In our linear model, the parameters are:
Intercept: The baseline price
Coefficient: How much price increases per square foot
These are discovered automatically by the learning algorithm, giving us:
Intercept: $57,855
Coefficient: $145.54 per sq ft
Hyperparameters#
These are values that you set before training to control how the model learns.
Examples:
The type of model (linear, tree, neural network)
Complexity settings (tree depth, number of layers)
Learning rate (how fast the model adjusts)
# Hyperparameters (you choose these)
from sklearn.tree import DecisionTreeRegressor
model = DecisionTreeRegressor(
max_depth=5, # Hyperparameter: How deep the tree can grow
min_samples_split=10 # Hyperparameter: Minimum samples to split
)
Key distinction:
Parameters: The model learns these (weights, coefficients)

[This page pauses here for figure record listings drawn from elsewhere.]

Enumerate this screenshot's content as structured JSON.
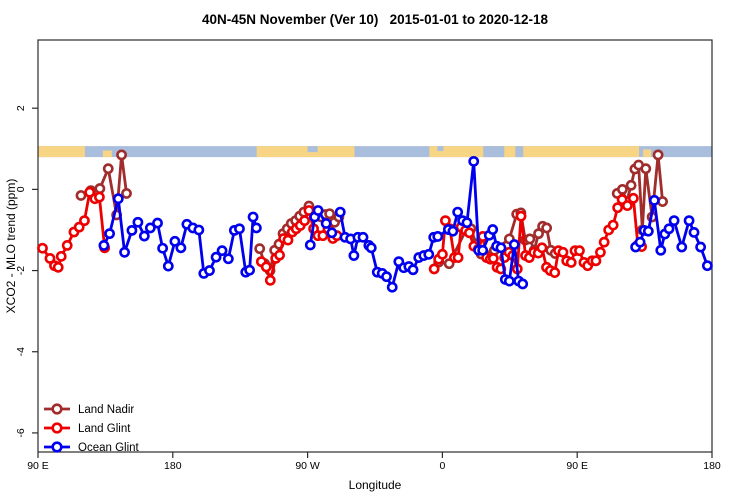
{
  "chart_data": {
    "type": "line",
    "title": "40N-45N November (Ver 10)   2015-01-01 to 2020-12-18",
    "xlabel": "Longitude",
    "ylabel": "XCO2 - MLO trend (ppm)",
    "xlim": [
      90,
      540
    ],
    "ylim": [
      -6.47,
      3.68
    ],
    "grid": false,
    "legend_position": "bottom-left",
    "x_ticks": [
      {
        "pos": 90,
        "label": "90 E"
      },
      {
        "pos": 180,
        "label": "180"
      },
      {
        "pos": 270,
        "label": "90 W"
      },
      {
        "pos": 360,
        "label": "0"
      },
      {
        "pos": 450,
        "label": "90 E"
      },
      {
        "pos": 540,
        "label": "180"
      }
    ],
    "y_ticks": [
      {
        "pos": 2,
        "label": "2"
      },
      {
        "pos": 0,
        "label": "0"
      },
      {
        "pos": -2,
        "label": "-2"
      },
      {
        "pos": -4,
        "label": "-4"
      },
      {
        "pos": -6,
        "label": "-6"
      }
    ],
    "map_band": {
      "y_range": [
        0.795,
        1.066
      ],
      "ocean_color": "#a9bedc",
      "land_color": "#f7d584",
      "land_segments": [
        [
          90,
          121.3
        ],
        [
          236,
          301.3
        ],
        [
          351.3,
          491.3
        ]
      ],
      "island_segments": [
        {
          "from": 133.3,
          "to": 139.3,
          "frac": 0.6
        },
        {
          "from": 142.7,
          "to": 146.7,
          "frac": 0.5
        },
        {
          "from": 494.0,
          "to": 499.3,
          "frac": 0.7
        },
        {
          "from": 502.0,
          "to": 506.0,
          "frac": 0.5
        }
      ],
      "lake_segments": [
        {
          "from": 270.0,
          "to": 276.7,
          "frac": 0.55
        },
        {
          "from": 356.7,
          "to": 360.7,
          "frac": 0.45
        },
        {
          "from": 387.3,
          "to": 401.3,
          "frac": 1.0
        },
        {
          "from": 408.7,
          "to": 414.0,
          "frac": 1.0
        }
      ]
    },
    "series": [
      {
        "name": "Land Nadir",
        "color": "#a02c2c",
        "segments": [
          [
            [
              118.7,
              -0.15
            ],
            [
              125.3,
              -0.03
            ],
            [
              131.3,
              0.02
            ],
            [
              136.9,
              0.51
            ],
            [
              142.5,
              -0.63
            ],
            [
              145.8,
              0.85
            ],
            [
              149.1,
              -0.1
            ]
          ],
          [
            [
              238,
              -1.46
            ],
            [
              241.3,
              -1.83
            ],
            [
              244.9,
              -2.0
            ],
            [
              248,
              -1.5
            ],
            [
              250.9,
              -1.35
            ],
            [
              253.6,
              -1.09
            ],
            [
              256.4,
              -0.97
            ],
            [
              259.1,
              -0.84
            ],
            [
              262,
              -0.77
            ],
            [
              264.7,
              -0.66
            ],
            [
              267.5,
              -0.56
            ],
            [
              270.9,
              -0.41
            ],
            [
              273.6,
              -0.55
            ],
            [
              276.4,
              -0.62
            ],
            [
              279.1,
              -0.68
            ],
            [
              281.8,
              -0.62
            ],
            [
              284.7,
              -0.6
            ],
            [
              288,
              -0.81
            ],
            [
              290.9,
              -0.68
            ]
          ],
          [
            [
              357.5,
              -1.79
            ],
            [
              364.5,
              -1.83
            ],
            [
              375.8,
              -1.0
            ],
            [
              379,
              -0.97
            ],
            [
              382.5,
              -1.34
            ],
            [
              385.8,
              -1.59
            ],
            [
              394.7,
              -1.5
            ],
            [
              404.7,
              -1.22
            ],
            [
              409.6,
              -0.61
            ],
            [
              412.4,
              -0.58
            ],
            [
              415.3,
              -1.25
            ],
            [
              418.4,
              -1.22
            ],
            [
              421.3,
              -1.5
            ],
            [
              424.2,
              -1.09
            ],
            [
              426.9,
              -0.91
            ],
            [
              429.6,
              -0.95
            ],
            [
              432.4,
              -1.5
            ],
            [
              435.3,
              -1.58
            ]
          ],
          [
            [
              476.7,
              -0.1
            ],
            [
              480.2,
              0.0
            ],
            [
              483,
              -0.3
            ],
            [
              486,
              0.1
            ],
            [
              488.5,
              0.5
            ],
            [
              491,
              0.6
            ],
            [
              493.5,
              -1.0
            ],
            [
              495.8,
              0.51
            ],
            [
              500,
              -0.68
            ],
            [
              504,
              0.85
            ],
            [
              507,
              -0.3
            ]
          ]
        ]
      },
      {
        "name": "Land Glint",
        "color": "#ee0000",
        "segments": [
          [
            [
              93,
              -1.45
            ],
            [
              98,
              -1.7
            ],
            [
              101,
              -1.88
            ],
            [
              103.5,
              -1.92
            ],
            [
              105.5,
              -1.65
            ],
            [
              109.5,
              -1.38
            ],
            [
              114,
              -1.05
            ],
            [
              117.5,
              -0.93
            ],
            [
              121,
              -0.77
            ],
            [
              124.5,
              -0.07
            ],
            [
              128,
              -0.23
            ],
            [
              131,
              -0.19
            ],
            [
              134.5,
              -1.44
            ]
          ],
          [
            [
              239.1,
              -1.78
            ],
            [
              242.4,
              -1.91
            ],
            [
              245.1,
              -2.24
            ],
            [
              248.7,
              -1.7
            ],
            [
              251.3,
              -1.62
            ],
            [
              254,
              -1.21
            ],
            [
              256.9,
              -1.25
            ],
            [
              259.8,
              -1.05
            ],
            [
              262.4,
              -0.97
            ],
            [
              265.1,
              -0.89
            ],
            [
              268,
              -0.77
            ],
            [
              270.9,
              -0.52
            ],
            [
              274,
              -0.97
            ],
            [
              276.9,
              -1.14
            ],
            [
              280.2,
              -1.14
            ],
            [
              283.6,
              -0.97
            ],
            [
              286.9,
              -1.21
            ],
            [
              289.6,
              -1.14
            ]
          ],
          [
            [
              354.5,
              -1.96
            ],
            [
              357.5,
              -1.72
            ],
            [
              360,
              -1.6
            ],
            [
              362,
              -0.77
            ],
            [
              365,
              -0.97
            ],
            [
              368,
              -1.68
            ],
            [
              370.5,
              -1.68
            ],
            [
              372.5,
              -0.93
            ],
            [
              375.5,
              -1.01
            ],
            [
              378,
              -1.07
            ],
            [
              381,
              -1.4
            ],
            [
              384,
              -1.47
            ],
            [
              387,
              -1.16
            ],
            [
              389.5,
              -1.68
            ],
            [
              392,
              -1.72
            ],
            [
              394,
              -1.7
            ],
            [
              396.5,
              -1.92
            ],
            [
              399,
              -1.96
            ],
            [
              401.5,
              -1.68
            ],
            [
              404.5,
              -1.55
            ],
            [
              407,
              -1.63
            ],
            [
              410,
              -1.96
            ],
            [
              412.5,
              -0.66
            ],
            [
              415.5,
              -1.63
            ],
            [
              418,
              -1.68
            ],
            [
              421,
              -1.55
            ],
            [
              424,
              -1.57
            ],
            [
              426.5,
              -1.44
            ],
            [
              429.5,
              -1.92
            ],
            [
              432,
              -2.0
            ],
            [
              435,
              -2.05
            ],
            [
              437.5,
              -1.51
            ],
            [
              440.5,
              -1.55
            ],
            [
              443,
              -1.76
            ],
            [
              446,
              -1.8
            ],
            [
              448.5,
              -1.51
            ],
            [
              451.5,
              -1.51
            ],
            [
              454.5,
              -1.8
            ],
            [
              457,
              -1.88
            ],
            [
              460,
              -1.76
            ],
            [
              462.5,
              -1.76
            ],
            [
              465.5,
              -1.55
            ],
            [
              468,
              -1.3
            ],
            [
              471,
              -1.0
            ],
            [
              474,
              -0.88
            ],
            [
              477,
              -0.45
            ],
            [
              480,
              -0.25
            ],
            [
              483.5,
              -0.4
            ],
            [
              487.5,
              -0.22
            ],
            [
              490.5,
              -1.37
            ],
            [
              493,
              -1.41
            ]
          ]
        ]
      },
      {
        "name": "Ocean Glint",
        "color": "#0000ee",
        "segments": [
          [
            [
              134,
              -1.38
            ],
            [
              137.8,
              -1.09
            ],
            [
              143.6,
              -0.23
            ],
            [
              147.8,
              -1.55
            ],
            [
              152.7,
              -1.01
            ],
            [
              156.7,
              -0.81
            ],
            [
              161,
              -1.15
            ],
            [
              165,
              -0.95
            ],
            [
              169.8,
              -0.83
            ],
            [
              173.2,
              -1.45
            ],
            [
              177,
              -1.89
            ],
            [
              181.4,
              -1.28
            ],
            [
              185.4,
              -1.44
            ],
            [
              189.4,
              -0.86
            ],
            [
              193.4,
              -0.95
            ],
            [
              197.4,
              -1.0
            ],
            [
              200.7,
              -2.07
            ],
            [
              204.5,
              -2.0
            ],
            [
              208.9,
              -1.67
            ],
            [
              212.9,
              -1.51
            ],
            [
              217.1,
              -1.71
            ],
            [
              221.1,
              -1.01
            ],
            [
              224.5,
              -0.97
            ],
            [
              228.7,
              -2.04
            ],
            [
              231.3,
              -1.99
            ],
            [
              233.6,
              -0.68
            ],
            [
              235.8,
              -0.95
            ]
          ],
          [
            [
              271.8,
              -1.37
            ],
            [
              274.7,
              -0.68
            ],
            [
              277,
              -0.52
            ],
            [
              282.4,
              -0.84
            ],
            [
              286.2,
              -1.07
            ]
          ],
          [
            [
              291.8,
              -0.56
            ],
            [
              295,
              -1.18
            ],
            [
              298.7,
              -1.22
            ],
            [
              300.9,
              -1.63
            ],
            [
              303.6,
              -1.18
            ],
            [
              307,
              -1.18
            ],
            [
              310.9,
              -1.38
            ],
            [
              312.5,
              -1.44
            ],
            [
              316.5,
              -2.04
            ],
            [
              319.8,
              -2.07
            ],
            [
              322.7,
              -2.15
            ],
            [
              326.5,
              -2.41
            ],
            [
              330.9,
              -1.78
            ],
            [
              334.2,
              -1.93
            ],
            [
              337.6,
              -1.9
            ],
            [
              340.4,
              -1.98
            ],
            [
              344.2,
              -1.68
            ],
            [
              347.6,
              -1.63
            ],
            [
              350.9,
              -1.6
            ],
            [
              354.2,
              -1.18
            ],
            [
              356.9,
              -1.16
            ],
            [
              364,
              -0.99
            ],
            [
              367,
              -1.03
            ],
            [
              370.2,
              -0.56
            ],
            [
              373.5,
              -0.77
            ],
            [
              376.4,
              -0.82
            ],
            [
              380.9,
              0.69
            ],
            [
              384.2,
              -1.5
            ],
            [
              386.9,
              -1.5
            ],
            [
              391.3,
              -1.13
            ],
            [
              393.6,
              -0.99
            ],
            [
              396.2,
              -1.4
            ],
            [
              399.1,
              -1.44
            ],
            [
              402,
              -2.22
            ],
            [
              404.7,
              -2.26
            ],
            [
              408,
              -1.36
            ],
            [
              410.9,
              -2.26
            ],
            [
              413.6,
              -2.33
            ]
          ],
          [
            [
              489,
              -1.42
            ],
            [
              492,
              -1.3
            ],
            [
              494.7,
              -1.01
            ],
            [
              497.5,
              -1.03
            ],
            [
              501.5,
              -0.27
            ],
            [
              505.8,
              -1.5
            ],
            [
              508.5,
              -1.1
            ],
            [
              511.3,
              -0.97
            ],
            [
              514.7,
              -0.77
            ],
            [
              519.8,
              -1.42
            ],
            [
              524.7,
              -0.77
            ],
            [
              528,
              -1.06
            ],
            [
              532.4,
              -1.42
            ],
            [
              536.9,
              -1.88
            ]
          ]
        ]
      }
    ]
  }
}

Hyperparameters: You set these (model architecture, training settings)
6.1.1.5. Types of Models#
Models can be broadly categorized by how they represent patterns:
Parametric Models#
Have a fixed form with a specific number of parameters.
Examples:
Linear Regression: y = mx + b (2 parameters: m, b)
Logistic Regression
Neural Networks (fixed architecture)
Advantages:
Fast to train
Easy to interpret
Work well with less data
Disadvantages:
Strong assumptions about data shape
Limited flexibility
from sklearn.linear_model import LinearRegression
# Train model
model_parametric = LinearRegression()
model_parametric.fit(X_train, y_train)
LinearRegression()In a Jupyter environment, please rerun this cell to show the HTML representation or trust the notebook.
On GitHub, the HTML representation is unable to render, please try loading this page with nbviewer.org.
Parameters
| fit_intercept | True | |
| copy_X | True | |
| tol | 1e-06 | |
| n_jobs | None | |
| positive | False |
This model will always have the form: y = mx + b. No matter how much data we give it, it’s constrained to a line. For our example, the model is: 145.5x + 57855.0 with just 2 parameters (slope and intercept).
Non-Parametric Models#
Can grow in complexity with the amount of data.
Examples:
k-Nearest Neighbors
Decision Trees
Kernel SVMs
Advantages:
High flexibility
Few assumptions
Can capture complex patterns
Disadvantages:
Need more data
Can be slower
Risk of overfitting
6.1.1.6. Training vs. Inference#
It’s important to understand these two distinct phases:
Training (Learning Phase)#
The model analyzes examples
Adjusts internal parameters
Discovers patterns
Computationally expensive - can take hours or days
# Training: Model learns (slow)
model.fit(X_train, y_train) # Could take minutes to hours
Inference (Prediction Phase)#
The model applies learned patterns
Makes predictions on new data
Parameters are frozen - no learning
Fast - milliseconds to seconds
# Inference: Model predicts (fast)
predictions = model.predict(X_new) # Typically milliseconds
This distinction is crucial:
You train once (or periodically)
You predict many times (potentially millions of times)
6.1.1.7. When to Use Models#
Models are powerful tools, but they are not always the right solution. Use models when:
Patterns are complex – The relationships in the data are too intricate for fixed rules.
Sufficient data is available – You have enough labeled or historical examples to learn from.
Patterns evolve over time – The system can be retrained as new data arrives.
Approximate predictions are acceptable – Some level of error is tolerable.
Avoid using models when:
A simple, deterministic rule can solve the problem reliably.
Data is scarce or low quality.
The system requires near perfect accuracy, such as in safety critical settings.
The cost of incorrect predictions is prohibitively high.